Alert rules
Configure automated alerts for Shadow AI events and review alert history.
Overview
The Rules page lets you configure automated alerts for Shadow AI activity. When a rule's conditions are met, the system sends notifications so you can respond to new risks or policy violations without manually monitoring dashboards.
Rules tab
The default view displays all configured alert rules as cards. Each card shows the rule name, trigger type, threshold values, notification settings, and an active/inactive toggle.
You can enable or disable a rule at any time using the toggle switch. Disabled rules do not fire alerts but are preserved for future use.
Creating a rule
Click "Create rule" to open the creation modal. Fill in the following fields:
- Rule name: A descriptive name (required)
- Description: Optional notes about the rule's purpose
- Trigger type: The condition that fires the alert (see below)
- Configuration: Threshold or parameters specific to the trigger type
- Notify me: Check this to receive in-app and email notifications when the rule fires
- Active: Toggle whether the rule is active immediately after creation
Trigger types
Each rule monitors one type of event. The available triggers are:
New tool detected
Fires when a previously unseen AI tool appears in network traffic.
Usage threshold exceeded
Fires when a tool's cumulative event count exceeds the configured threshold.
Sensitive department usage
Fires when users from specified departments access AI tools.
Blocked tool attempt
Fires when someone attempts to access a tool with "Blocked" status.
- Risk score exceeded: Fires when a tool's nightly risk score meets or exceeds the minimum threshold you set (1-100).
- New user detected: Fires when a previously unseen user is observed accessing any AI tool.
Understanding usage thresholds
The usage threshold is the cumulative number of network events (API calls, page visits) recorded for a single AI tool across all users. For example, setting the threshold to 100 means the alert fires once a tool has been accessed 100 times total.
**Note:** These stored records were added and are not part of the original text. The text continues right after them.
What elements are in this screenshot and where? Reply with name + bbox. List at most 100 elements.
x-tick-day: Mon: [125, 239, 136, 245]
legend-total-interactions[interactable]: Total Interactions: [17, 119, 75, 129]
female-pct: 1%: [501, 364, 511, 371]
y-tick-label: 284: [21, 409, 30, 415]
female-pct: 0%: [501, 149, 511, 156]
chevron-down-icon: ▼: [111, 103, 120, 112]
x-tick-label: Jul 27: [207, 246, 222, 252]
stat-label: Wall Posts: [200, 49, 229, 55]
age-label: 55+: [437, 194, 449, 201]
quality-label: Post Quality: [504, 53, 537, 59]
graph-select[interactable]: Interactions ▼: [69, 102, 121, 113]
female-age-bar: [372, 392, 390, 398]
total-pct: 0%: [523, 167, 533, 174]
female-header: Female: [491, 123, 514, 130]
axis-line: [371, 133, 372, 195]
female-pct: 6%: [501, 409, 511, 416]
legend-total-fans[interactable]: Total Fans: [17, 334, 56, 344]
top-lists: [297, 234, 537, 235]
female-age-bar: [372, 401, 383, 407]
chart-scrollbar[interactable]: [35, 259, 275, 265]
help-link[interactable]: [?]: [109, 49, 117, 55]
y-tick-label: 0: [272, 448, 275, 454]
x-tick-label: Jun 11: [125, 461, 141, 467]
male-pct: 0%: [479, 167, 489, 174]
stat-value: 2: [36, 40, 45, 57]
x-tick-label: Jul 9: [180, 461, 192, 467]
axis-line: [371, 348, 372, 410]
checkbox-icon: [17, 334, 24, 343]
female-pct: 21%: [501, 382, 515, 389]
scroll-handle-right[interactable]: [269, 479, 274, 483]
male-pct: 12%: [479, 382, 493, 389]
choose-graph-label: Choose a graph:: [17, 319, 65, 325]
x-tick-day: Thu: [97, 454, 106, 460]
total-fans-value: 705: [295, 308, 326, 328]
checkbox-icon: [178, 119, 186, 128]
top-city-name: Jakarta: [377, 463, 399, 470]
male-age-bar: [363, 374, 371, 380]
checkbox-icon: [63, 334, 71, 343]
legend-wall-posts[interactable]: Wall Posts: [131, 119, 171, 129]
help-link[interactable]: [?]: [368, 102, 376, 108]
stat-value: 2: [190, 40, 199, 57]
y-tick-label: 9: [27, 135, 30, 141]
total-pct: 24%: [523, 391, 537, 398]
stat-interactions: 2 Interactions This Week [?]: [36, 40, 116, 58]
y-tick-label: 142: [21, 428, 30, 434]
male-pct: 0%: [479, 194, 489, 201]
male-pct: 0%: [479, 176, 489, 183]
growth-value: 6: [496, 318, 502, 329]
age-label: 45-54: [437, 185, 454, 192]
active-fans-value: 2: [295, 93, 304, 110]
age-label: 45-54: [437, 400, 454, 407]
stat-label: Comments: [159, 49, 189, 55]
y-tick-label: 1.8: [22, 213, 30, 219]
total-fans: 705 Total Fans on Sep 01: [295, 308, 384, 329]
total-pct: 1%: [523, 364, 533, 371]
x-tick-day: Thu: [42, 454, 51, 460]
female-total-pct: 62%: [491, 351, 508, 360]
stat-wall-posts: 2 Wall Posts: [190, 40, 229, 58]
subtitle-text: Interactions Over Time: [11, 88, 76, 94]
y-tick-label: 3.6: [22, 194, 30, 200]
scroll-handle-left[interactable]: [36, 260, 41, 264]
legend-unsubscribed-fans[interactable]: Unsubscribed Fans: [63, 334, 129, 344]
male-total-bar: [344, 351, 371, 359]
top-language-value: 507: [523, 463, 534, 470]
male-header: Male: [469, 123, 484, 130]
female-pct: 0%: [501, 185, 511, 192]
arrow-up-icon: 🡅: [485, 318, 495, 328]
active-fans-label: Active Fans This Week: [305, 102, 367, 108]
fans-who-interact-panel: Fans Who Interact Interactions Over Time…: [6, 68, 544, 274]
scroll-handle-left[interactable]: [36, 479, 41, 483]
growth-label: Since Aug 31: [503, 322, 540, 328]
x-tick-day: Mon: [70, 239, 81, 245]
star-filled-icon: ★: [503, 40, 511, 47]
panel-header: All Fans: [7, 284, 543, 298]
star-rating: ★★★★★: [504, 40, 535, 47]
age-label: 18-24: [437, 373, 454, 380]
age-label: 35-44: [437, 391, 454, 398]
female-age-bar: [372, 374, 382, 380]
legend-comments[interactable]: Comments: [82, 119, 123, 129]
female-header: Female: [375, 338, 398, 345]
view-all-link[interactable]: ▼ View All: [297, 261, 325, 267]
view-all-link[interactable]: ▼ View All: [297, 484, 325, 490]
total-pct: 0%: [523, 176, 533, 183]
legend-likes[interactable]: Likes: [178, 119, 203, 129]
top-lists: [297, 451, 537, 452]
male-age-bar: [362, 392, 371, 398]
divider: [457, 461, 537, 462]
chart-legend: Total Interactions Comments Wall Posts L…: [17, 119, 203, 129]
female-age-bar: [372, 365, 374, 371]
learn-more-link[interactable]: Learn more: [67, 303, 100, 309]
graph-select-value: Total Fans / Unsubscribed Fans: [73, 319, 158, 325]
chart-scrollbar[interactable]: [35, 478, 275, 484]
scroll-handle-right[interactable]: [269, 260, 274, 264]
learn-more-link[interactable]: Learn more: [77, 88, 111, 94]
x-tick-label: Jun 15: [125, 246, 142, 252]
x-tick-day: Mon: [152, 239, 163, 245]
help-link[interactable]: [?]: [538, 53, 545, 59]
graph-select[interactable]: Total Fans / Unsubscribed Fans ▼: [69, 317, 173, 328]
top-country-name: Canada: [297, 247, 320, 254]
Understanding risk score triggers
The risk score (0-100) is calculated nightly using a weighted formula: approval status (40%), data and compliance policies (25%), usage volume (15%), and department sensitivity (20%). Tools that are unapproved with weak compliance posture in sensitive departments score highest.
Deleting a rule
Click the trash icon on a rule card to delete it. You will be asked to confirm. Deleting a rule removes the rule definition but preserves any alert history that was already generated.
Cooldowns and alert batching
To prevent alert fatigue, each rule has a configurable cooldown period and the system enforces a per-batch alert cap.
Per-rule cooldown
When you create a rule, you select a cooldown period that controls the minimum time between repeated alerts for the same trigger context (e.g., the same tool or the same user). If a rule fires for a given context, it will not fire again for that same context until the cooldown expires.
| Cooldown option | Behavior |
|---|---|
| 1 hour | Alert suppressed for the same context for 60 minutes after firing |
| 6 hours | Alert suppressed for the same context for 6 hours after firing |
| 12 hours | Alert suppressed for the same context for 12 hours after firing |
| 24 hours (default) | Alert suppressed for the same context for 24 hours after firing |
The "context" that determines deduplication depends on the trigger type: for tool-based triggers (new tool detected, usage threshold, blocked attempt, risk score exceeded), the cooldown applies per tool per rule. For sensitive department triggers, it applies per department per rule. For new user detected, it applies per user email per rule.
Per-batch alert cap
As a safety net, the system limits the number of alerts that can fire in a single ingestion batch to 50. If more than 50 alerts are triggered by a single batch of events, the excess alerts are silently dropped. This prevents a flood of notifications from a misconfigured rule or a sudden traffic spike.
Alert history tab
Switch to the "Alert history" tab to view a chronological log of all triggered alerts. The table shows:
- Rule: Name of the rule that fired
- Trigger: The trigger type that caused the alert
- Fired at: Timestamp of when the alert was triggered
Click column headers to sort. The table supports pagination for large alert volumes.